The following section makes it an offence to just be outside someone's home if it is likely to alarm or distress them and you're there to try to persuade them not to do something they're entitled to do, or to do something they're under no obligation to do.

It makes trespass an arrestable and imprisonable offence if it's a 'designated site' - ie Crown land or a site that the Secretary of State has designated 'in the interests of national security'. Watch out for that one being applied at power station and airport protests.

The Protection From Harassment Act - which we were told in 1997 was about protecting vulnerable women from dangerous ex-partners - is frequently used to protect vast corporations from people with leaflets and loud hailers.

Judges grant the injunctions after being convinced that protesters are "alarming or distressing" employees, often at emergency legal hearings without the protesters being informed or represented. They can rely on hearsay evidence or statements from police.

Protesters are often unable to challenge the statements, which are sometimes made anonymously. Activists then have to return to court, often at their own cost, to argue for a lifting of the injunction. Protesters can be jailed for up to five years if they break the terms of the court order.

It was the basis of the injunctions granted against SHAC, Smash EDO, Heathrow Climate Camp and at Radley Lakes where Npower had an injunction to protect their alarmed and distressed balaclava-wearing security guards from press photographers. The police take an active role in pushing this solution. For Smash EDO they supplied names of arrestees, even those who'd not been prosecuted. At the Kingsnorth Climate Camp, the police pressurised the power station's owners, Eon, to get an injunction.

Two people complained to police about Seismic Shock's blogpost, so we only needed a single act to be 'a course of action'. It seems to me they have a good case under the Protection from Harassment Act.

Couple that law to our anti-terrorism legislation - if a cop alleges you have been thinking about supporting a group who'd commit serious criminal damage for political purposes, you have to prove your innocence - and anything that offends or obstructs anyone can be covered. All you need is the political will to pursue it.

2 comments:

Matt Wardman said...

Thank-you for this piece, the link, and the extra legal detail which goes beyond that I had researched.

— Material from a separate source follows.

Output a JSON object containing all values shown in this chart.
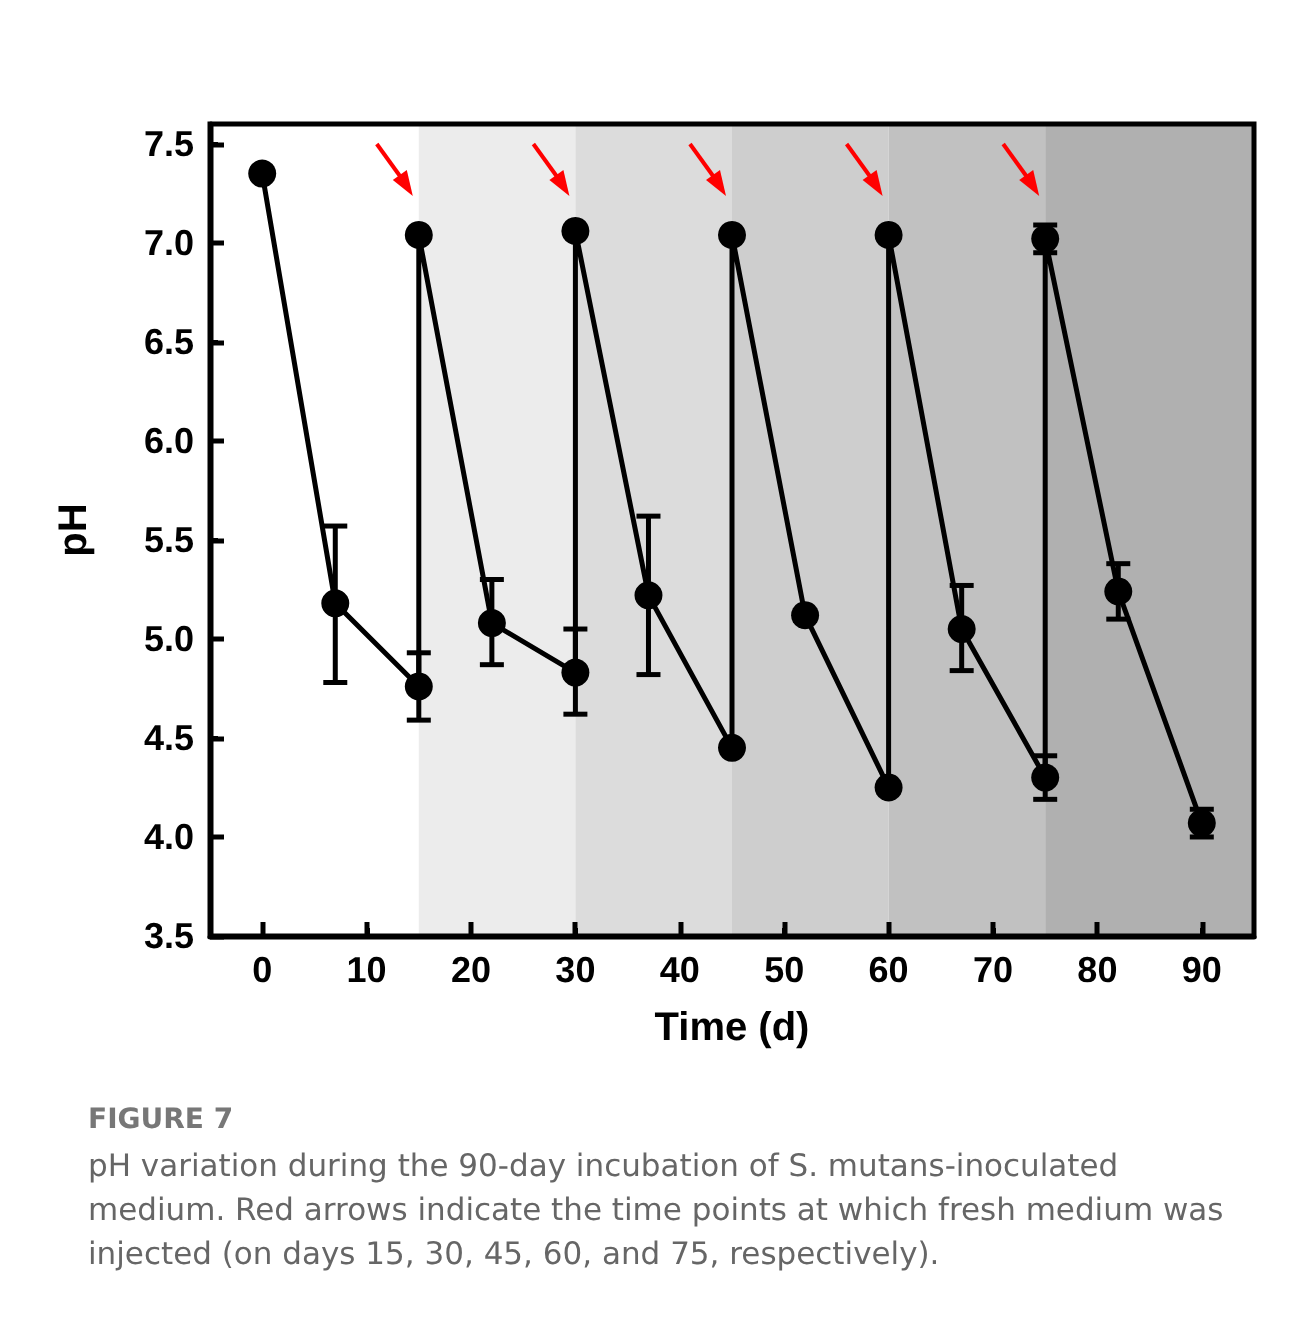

I'll tweet this article tomorrow, and link to you when I do another piece.

As far as I know, there has not been a conviction for harassment through material posted online - the only case I know of was one between ex-partners involving Facebook which was thrown out by magistrates due to lack of evidence.

merrick said...

Matt,

i don't know of any convictio0=ns for online 'courses of conduct' either.

However, that doesn't mean it won't happen.

Also, convictions aren't the whole story. The existence of such laws lets the cops come round and lean on people, as the Seismic Shock case shows. Nobody was convicted under Section 28 of the Local Government Act for promoting homosexuality, but it had a huge effect on many people's behaviour.